Los tres se marcharon silenciosos y el rumor de sus pisadas fue alejándose poco a poco en la oscura galería. Caminaban entre dos hileras de rieles cuyas traviesas hundidas en el suelo fangoso trataban de evitar alargando o acortando el paso, guiándose por los gruesos clavos que sujetaban las barras de acero. El guía, un hombre joven aún, iba delante y más atrás, con el pequeño Pablo de la mano, seguía el viejo con la barba sumida en el pecho, hondamente preocupado. Las palabras del capataz y la amenaza en ellas contenida habían llenado de angustia su corazón. Desde algún tiempo su decadencia era visible para todos; cada día se acercaba más el fatal lindero que una vez traspasado convierte al obrero viejo en un trasto inútil dentro de la mina. El balde desde el amanecer hasta la noche durante catorce horas mortales, revolviéndose como un reptil en la estrecha labor, atacaba la hulla furiosamente, encarnizándose contra el filón inagotable, que tantas generaciones de forzados como él arañaban sin cesar en las entrañas de la tierra. 
Pero aquella lucha tenaz y sin tregua convertía muy pronto en viejos decrépitos a los más jóvenes y vigorosos. Allí en la lóbrega madriguera húmeda y estrecha, encorvábanse las espaldas y aflojábanse los músculos y, como el potro resabiado que se estremece tembloroso a la vista de la vara, los viejos mineros cada mañana sentían tiritar sus carnes al contacto de la vena. Pero el hambre es aguijón más eficaz que el látigo y la espuela, y reanudaban taciturnos la tarea agobiadora, y la veta entera acribillada por mil partes por aquella carcoma humana, vibraba sutilmente, desmoronándose pedazo a pedazo, mordida por el diente cuadrangular del pico, como la arenisca de la ribera a los embates del mar. 

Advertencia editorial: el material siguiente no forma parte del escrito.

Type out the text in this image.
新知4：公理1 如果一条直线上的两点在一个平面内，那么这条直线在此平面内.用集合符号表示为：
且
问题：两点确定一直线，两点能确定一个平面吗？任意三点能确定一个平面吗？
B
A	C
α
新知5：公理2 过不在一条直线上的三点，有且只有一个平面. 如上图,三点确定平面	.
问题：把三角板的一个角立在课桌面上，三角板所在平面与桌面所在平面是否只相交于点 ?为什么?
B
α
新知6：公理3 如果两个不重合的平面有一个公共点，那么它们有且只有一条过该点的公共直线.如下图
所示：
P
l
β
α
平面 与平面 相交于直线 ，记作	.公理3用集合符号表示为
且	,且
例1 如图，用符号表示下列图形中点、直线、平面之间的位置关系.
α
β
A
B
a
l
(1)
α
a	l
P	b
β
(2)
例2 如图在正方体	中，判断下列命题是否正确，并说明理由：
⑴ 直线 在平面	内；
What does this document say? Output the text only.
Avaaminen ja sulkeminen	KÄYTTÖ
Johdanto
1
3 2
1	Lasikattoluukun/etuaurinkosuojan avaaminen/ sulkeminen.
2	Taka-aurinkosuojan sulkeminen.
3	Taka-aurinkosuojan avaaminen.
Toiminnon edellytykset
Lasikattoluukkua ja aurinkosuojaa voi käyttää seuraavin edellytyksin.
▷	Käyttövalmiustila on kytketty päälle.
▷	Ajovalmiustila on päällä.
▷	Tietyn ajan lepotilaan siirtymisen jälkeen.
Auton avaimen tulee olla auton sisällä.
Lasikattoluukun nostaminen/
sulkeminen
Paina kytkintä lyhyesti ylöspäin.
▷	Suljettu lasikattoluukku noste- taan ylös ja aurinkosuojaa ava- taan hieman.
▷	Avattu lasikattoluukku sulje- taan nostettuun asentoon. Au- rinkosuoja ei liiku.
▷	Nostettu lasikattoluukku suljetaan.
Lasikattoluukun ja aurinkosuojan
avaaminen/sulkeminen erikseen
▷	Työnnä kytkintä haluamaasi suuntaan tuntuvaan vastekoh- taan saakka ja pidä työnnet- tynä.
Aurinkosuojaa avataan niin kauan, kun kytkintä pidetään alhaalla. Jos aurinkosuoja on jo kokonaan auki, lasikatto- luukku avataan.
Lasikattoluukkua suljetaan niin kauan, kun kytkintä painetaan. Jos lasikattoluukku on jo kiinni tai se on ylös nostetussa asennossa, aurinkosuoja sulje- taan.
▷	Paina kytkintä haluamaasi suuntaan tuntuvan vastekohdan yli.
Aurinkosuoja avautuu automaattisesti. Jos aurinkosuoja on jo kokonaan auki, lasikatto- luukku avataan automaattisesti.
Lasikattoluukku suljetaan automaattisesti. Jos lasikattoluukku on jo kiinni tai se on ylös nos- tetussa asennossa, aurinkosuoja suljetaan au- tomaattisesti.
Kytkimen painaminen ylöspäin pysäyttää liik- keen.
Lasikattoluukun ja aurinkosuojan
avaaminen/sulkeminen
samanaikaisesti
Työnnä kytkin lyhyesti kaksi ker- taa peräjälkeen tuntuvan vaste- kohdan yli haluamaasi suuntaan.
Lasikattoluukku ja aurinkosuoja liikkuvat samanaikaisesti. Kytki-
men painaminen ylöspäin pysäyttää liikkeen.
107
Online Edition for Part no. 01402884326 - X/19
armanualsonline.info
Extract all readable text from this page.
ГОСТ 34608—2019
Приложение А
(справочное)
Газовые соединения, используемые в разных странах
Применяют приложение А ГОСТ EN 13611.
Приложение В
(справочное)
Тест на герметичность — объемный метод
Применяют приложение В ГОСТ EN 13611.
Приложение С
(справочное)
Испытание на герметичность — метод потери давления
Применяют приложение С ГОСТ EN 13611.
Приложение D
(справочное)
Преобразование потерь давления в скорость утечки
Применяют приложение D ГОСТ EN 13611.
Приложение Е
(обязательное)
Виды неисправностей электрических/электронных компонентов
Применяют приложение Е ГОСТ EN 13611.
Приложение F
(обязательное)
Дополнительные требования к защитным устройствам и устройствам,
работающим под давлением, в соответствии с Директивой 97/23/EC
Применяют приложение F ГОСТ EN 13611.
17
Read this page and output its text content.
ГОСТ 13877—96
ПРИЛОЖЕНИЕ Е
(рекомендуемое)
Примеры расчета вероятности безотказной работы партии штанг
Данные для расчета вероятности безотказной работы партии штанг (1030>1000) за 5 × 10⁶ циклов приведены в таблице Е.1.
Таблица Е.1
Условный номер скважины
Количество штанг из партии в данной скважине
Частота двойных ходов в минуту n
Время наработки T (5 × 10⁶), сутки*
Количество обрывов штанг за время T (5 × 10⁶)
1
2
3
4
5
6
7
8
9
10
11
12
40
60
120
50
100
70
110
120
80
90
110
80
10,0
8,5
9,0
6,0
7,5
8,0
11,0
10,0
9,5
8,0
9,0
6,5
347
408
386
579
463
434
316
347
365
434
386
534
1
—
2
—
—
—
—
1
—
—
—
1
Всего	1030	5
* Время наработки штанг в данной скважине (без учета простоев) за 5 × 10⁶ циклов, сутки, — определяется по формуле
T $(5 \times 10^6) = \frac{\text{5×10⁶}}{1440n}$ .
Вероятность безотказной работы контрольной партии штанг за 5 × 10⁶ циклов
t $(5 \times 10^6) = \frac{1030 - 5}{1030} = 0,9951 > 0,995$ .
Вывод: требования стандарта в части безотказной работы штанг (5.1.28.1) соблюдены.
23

La súbita detención del guía arrancó al viejo de sus tristes cavilaciones. Una puerta les cerraba el camino en aquella dirección, y en el suelo arrimado a la pared había un bulto pequeño cuyos contornos se destacaban confusamente heridos por las luces vacilantes de las lámparas: era un niño de diez años acurrucado en un hueco de la muralla. 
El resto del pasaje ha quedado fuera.